La Spagna di Carlo III e il Portogallo di Pombal
Durante il regno di Filippo V, la Spagna aveva già inaugurato una trasformazione dello Stato in senso assolutistico, ma l’opera si completò solo sotto Ferdinando VI (1746-59) e soprattutto sotto Carlo III che, dopo aver lasciato Napoli nel 1759, regnò per 29 anni. Molte iniziative sperimentate nel Mezzogiorno d’Italia furono riproposte nella monarchia iberica: la riforma dell’istruzione universitaria, il ridimensionamento delle prerogative ecclesiastiche, i limiti all’attività dei tribunali inquisitoriali, la liberalizzazione del commercio, la creazione di sodalizi (“società economiche”) per promuovere innovazioni nei processi produttivi. I benefici furono notevoli, soprattutto in alcune aree del paese come la Catalogna, che riuscì a distinguersi nell’industria del cotone, e la Castiglia, che arricchì i suoi allevamenti.
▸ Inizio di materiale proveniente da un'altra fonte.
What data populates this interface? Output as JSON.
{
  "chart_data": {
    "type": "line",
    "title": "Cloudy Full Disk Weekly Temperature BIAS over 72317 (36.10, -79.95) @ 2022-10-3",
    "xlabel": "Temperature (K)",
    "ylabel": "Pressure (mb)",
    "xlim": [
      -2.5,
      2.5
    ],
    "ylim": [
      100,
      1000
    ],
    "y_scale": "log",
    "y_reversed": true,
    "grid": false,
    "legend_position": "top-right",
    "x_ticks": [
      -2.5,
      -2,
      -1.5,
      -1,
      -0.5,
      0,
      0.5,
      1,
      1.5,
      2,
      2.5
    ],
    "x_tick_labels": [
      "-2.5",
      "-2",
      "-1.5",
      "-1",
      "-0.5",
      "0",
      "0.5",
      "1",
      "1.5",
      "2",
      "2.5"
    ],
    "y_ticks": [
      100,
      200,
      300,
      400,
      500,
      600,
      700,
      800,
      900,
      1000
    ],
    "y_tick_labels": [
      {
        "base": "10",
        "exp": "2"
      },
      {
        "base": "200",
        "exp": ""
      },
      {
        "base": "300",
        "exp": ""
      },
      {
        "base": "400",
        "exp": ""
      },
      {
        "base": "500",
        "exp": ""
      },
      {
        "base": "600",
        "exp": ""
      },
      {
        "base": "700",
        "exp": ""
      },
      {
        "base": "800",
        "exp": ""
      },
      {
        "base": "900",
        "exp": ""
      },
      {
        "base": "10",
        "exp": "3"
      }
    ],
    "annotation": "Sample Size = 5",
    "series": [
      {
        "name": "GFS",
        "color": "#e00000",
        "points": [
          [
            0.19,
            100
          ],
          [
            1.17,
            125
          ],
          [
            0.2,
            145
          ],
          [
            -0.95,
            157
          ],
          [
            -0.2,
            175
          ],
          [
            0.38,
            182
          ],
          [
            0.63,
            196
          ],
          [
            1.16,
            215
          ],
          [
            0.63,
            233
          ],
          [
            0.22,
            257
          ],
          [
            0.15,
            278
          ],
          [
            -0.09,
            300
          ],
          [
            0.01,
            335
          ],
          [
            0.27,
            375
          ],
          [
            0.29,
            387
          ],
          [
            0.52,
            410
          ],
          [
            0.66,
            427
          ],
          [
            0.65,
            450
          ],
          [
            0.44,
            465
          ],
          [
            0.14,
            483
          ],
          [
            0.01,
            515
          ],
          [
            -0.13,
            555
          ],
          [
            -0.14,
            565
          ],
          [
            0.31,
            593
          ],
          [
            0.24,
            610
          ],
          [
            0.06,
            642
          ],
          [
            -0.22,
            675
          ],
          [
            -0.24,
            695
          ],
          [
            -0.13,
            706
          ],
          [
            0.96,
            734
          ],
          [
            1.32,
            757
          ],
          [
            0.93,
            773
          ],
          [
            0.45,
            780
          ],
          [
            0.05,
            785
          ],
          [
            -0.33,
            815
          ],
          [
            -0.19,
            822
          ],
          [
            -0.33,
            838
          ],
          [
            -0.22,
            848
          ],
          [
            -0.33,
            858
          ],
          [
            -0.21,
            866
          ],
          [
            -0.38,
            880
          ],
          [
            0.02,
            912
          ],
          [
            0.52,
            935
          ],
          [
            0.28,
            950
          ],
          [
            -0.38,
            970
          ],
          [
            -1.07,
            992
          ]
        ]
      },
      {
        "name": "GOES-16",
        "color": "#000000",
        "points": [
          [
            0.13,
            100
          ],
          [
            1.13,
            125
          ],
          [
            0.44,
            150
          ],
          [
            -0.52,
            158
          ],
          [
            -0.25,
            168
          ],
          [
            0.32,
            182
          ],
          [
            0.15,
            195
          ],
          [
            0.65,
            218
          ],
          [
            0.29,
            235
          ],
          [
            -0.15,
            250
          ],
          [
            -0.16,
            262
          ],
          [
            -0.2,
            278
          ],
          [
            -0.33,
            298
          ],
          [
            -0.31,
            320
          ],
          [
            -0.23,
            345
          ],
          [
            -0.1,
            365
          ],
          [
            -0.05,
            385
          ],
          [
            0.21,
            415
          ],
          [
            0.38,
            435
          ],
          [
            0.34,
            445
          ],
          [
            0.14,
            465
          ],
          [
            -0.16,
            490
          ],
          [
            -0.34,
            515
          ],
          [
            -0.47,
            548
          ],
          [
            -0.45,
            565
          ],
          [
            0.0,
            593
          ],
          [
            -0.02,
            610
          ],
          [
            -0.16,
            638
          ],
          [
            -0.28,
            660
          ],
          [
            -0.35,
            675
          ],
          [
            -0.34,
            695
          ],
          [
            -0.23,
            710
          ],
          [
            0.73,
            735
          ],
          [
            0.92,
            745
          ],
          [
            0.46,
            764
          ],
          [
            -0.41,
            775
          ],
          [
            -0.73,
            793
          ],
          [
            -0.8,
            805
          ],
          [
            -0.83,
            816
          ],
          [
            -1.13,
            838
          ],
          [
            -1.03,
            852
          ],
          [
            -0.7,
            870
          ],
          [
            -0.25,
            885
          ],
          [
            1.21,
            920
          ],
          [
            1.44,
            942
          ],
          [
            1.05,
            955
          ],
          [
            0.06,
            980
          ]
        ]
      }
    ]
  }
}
Poco produttivi furono invece gli sforzi di Carlo per il rinnovamento degli apparati amministrativi delle colonie sudamericane. La corruzione rimase dilagante sia nelle ampie aree messicana e peruviana, sia lungo il Rio de la Plata: le classi dirigenti locali continuarono a custodire i loro privilegi e rifiutarono qualsiasi intervento del potere centrale.In Portogallo la prima metà del XVIII secolo fu segnata da una crisi in campo economico e da una stasi in campo culturale, dovute anche alle conseguenze di lungo periodo del tramonto dell’impero coloniale. Nel 1750 salì al trono Giuseppe I, che aveva rafforzato la sua posizione sposando Maria Vittoria di Borbone, figlia di Filippo V di Spagna ed Elisabetta Farnese.
Il terribile terremoto di Lisbona del 1755 [▶ cap. 1.3] fu un duro colpo e, oltre a causare moltissimi morti e a distruggere un’intera città, provocò traumi personali allo stesso re, che sviluppò una forte claustrofobia. La ricostruzione fu affidata a Sebastião José de Carvalho e Melo, marchese di Pombal, che colse l’occasione per inaugurare una stagione di riforme segnata dalla promozione dell’istruzione, dal rafforzamento dell’esercito e dalla rivitalizzazione del commercio. Un’ulteriore spinta verso il cambiamento fu offerta da un attentato ai danni di Giuseppe che si consumò nel 1759: Pombal ne approfittò per mettere sotto accusa ed epurare i gesuiti, nonché i membri della grande aristocrazia che, con la loro influenza su vari livelli della società, rappresentavano una minaccia per il potere centrale [ 13].